— Мне кажется, что ваша маменька не одобрит этот комок шерсти в своем доме, — сказала Марфа. — К тому же, нам уже давно пора возвращаться!
— А я думаю, что я смогу уговорить ее! — произнесла Аня. — Но насчет возвращаться, ты права… Простите Владимир, я обещала маменьке быть к полудню, и если задержусь, она забеспокоится.
— Я вас прекрасно понимаю, сударыня, — кивнул Владимир. — Не смею больше задерживать.
— Вы и не задерживали меня, — улыбнулась Аня. — Это была моя инициатива… Марфа, возьми у месье Волкова этого чудесного зверька и помести его в нашу корзину для пикника.
Крепостная повиновалась и, забрав у Владимира зайца, поспешила выполнить поручение хозяйки. Волков же, отдав зверя, запрыгнул на белого жеребца и напоследок, улыбнувшись девушке, произнес:
— Au revoir[10], Анет, мне было приятно увидеть вас вновь, надеюсь, этот заяц будет вам напоминанием обо мне.
— Всенепременно, Владимир. И обещайте мне, что завтра вы придете на мой день рождения?!
— Конечно! Как я могу упустить подобное событие. А теперь au revoir! — сказал Владимир и, ударив коня, поскакал вдаль через сухое поле к лесной тропинке.
Глава 7. Перекрещенные шпаги
Далеко за полдень Владимир Волков возвратился в поместье. Голодный, уставший и без добычи, но зато осчастливленный обществом Ани. Молодая прелестница явно начинала ему нравиться; она была юна, обворожительно красива, неопытна и еще столь наивна, что это просто очаровывало. Всю обратную дорогу ее большие, черные, как два уголька глаза не давали Владимиру покоя, он то и дело возвращался к ее миленькому личику и длинным черным локонам, развевающимся на ветру, что эти мысли даже начали его тревожить.

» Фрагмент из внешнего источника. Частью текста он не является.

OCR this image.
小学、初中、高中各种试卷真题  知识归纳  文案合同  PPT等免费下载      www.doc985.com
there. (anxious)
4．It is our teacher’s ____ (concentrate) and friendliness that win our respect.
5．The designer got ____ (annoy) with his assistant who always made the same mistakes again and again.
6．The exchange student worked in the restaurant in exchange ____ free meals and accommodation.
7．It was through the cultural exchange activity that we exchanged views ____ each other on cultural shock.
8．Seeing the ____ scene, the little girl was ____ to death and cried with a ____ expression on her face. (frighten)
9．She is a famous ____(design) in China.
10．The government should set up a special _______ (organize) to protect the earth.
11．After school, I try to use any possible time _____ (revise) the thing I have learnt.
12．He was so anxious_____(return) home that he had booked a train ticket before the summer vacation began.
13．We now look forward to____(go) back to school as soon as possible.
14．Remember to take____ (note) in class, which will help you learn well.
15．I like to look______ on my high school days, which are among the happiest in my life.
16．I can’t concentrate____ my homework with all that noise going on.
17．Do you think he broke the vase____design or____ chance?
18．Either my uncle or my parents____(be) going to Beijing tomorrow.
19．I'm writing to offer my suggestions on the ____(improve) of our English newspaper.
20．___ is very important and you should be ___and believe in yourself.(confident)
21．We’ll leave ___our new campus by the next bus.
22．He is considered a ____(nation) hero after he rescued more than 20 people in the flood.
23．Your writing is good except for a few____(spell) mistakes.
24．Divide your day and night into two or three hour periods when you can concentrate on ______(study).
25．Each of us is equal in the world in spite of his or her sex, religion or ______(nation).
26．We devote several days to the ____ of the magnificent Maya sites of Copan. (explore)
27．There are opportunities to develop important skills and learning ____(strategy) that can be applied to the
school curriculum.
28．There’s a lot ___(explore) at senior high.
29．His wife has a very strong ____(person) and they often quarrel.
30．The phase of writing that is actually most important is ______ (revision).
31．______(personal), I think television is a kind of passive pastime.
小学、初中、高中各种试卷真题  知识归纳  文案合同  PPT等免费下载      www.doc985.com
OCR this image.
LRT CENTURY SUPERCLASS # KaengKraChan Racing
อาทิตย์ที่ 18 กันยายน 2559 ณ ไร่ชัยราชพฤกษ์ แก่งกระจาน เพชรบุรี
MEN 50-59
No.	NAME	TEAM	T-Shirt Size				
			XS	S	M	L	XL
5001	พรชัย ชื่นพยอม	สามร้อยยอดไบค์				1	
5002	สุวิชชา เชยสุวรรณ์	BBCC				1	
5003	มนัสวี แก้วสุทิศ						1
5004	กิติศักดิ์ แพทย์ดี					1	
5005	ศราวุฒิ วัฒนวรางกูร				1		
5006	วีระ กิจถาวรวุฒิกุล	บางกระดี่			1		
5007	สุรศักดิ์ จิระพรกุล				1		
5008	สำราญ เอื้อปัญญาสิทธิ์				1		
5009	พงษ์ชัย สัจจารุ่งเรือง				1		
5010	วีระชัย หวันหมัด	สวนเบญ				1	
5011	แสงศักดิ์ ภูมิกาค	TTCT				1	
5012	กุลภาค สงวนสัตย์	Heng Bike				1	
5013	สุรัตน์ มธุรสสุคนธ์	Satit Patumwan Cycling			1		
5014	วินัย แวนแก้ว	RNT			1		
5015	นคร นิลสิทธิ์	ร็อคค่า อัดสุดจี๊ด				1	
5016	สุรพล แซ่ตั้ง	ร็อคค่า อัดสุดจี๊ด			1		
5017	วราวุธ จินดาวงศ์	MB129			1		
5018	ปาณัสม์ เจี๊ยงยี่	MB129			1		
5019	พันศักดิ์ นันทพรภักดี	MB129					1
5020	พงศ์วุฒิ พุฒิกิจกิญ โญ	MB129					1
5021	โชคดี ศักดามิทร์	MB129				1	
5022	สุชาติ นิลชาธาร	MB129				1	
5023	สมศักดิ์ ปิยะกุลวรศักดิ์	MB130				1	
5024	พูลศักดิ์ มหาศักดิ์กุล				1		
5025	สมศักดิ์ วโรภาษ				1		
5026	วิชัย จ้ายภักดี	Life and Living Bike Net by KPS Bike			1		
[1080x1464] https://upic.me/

«Неужели я начинаю в нее влюбляться? — с тревогой в сердце подумал Владимир. — Нет, нет, я не должен этого делать. Она принадлежит другому. Хотя принадлежит, это все-таки громко сказано. Но этот другой мой друг!.. Но все-же она так обворожительно прекрасна… Нет, нет, даже и не думай об этом!»
Но все же мысли об Ане отбить оказалось не так-то просто, и они продолжили его преследовать. В таком необычном для себя состоянии, полный сомнений и противоречий он въехал во двор поместья, ни на что не обращая внимания и ни с кем не заговаривая, повел своего коня в стойло.
В конюшне никого не было, но дверь оказалась не заперта. Владимир вошел, ведя жеребца следом, и пошел мимо закрытых лошадиных денников в поисках свободного. Вскоре такое стойло обнаружилось и, заведя жеребца внутрь, молодой дворянин запер за ним дверь. Возможно, конь тоже был голоден и ему, наверное, стоило бы дать сена или овса, но самому заниматься столь неблагородным делом Владимиру не хотелось и потому, заперев жеребца, барин направился прочь по длинному коридору конюшни мимо запертых денников.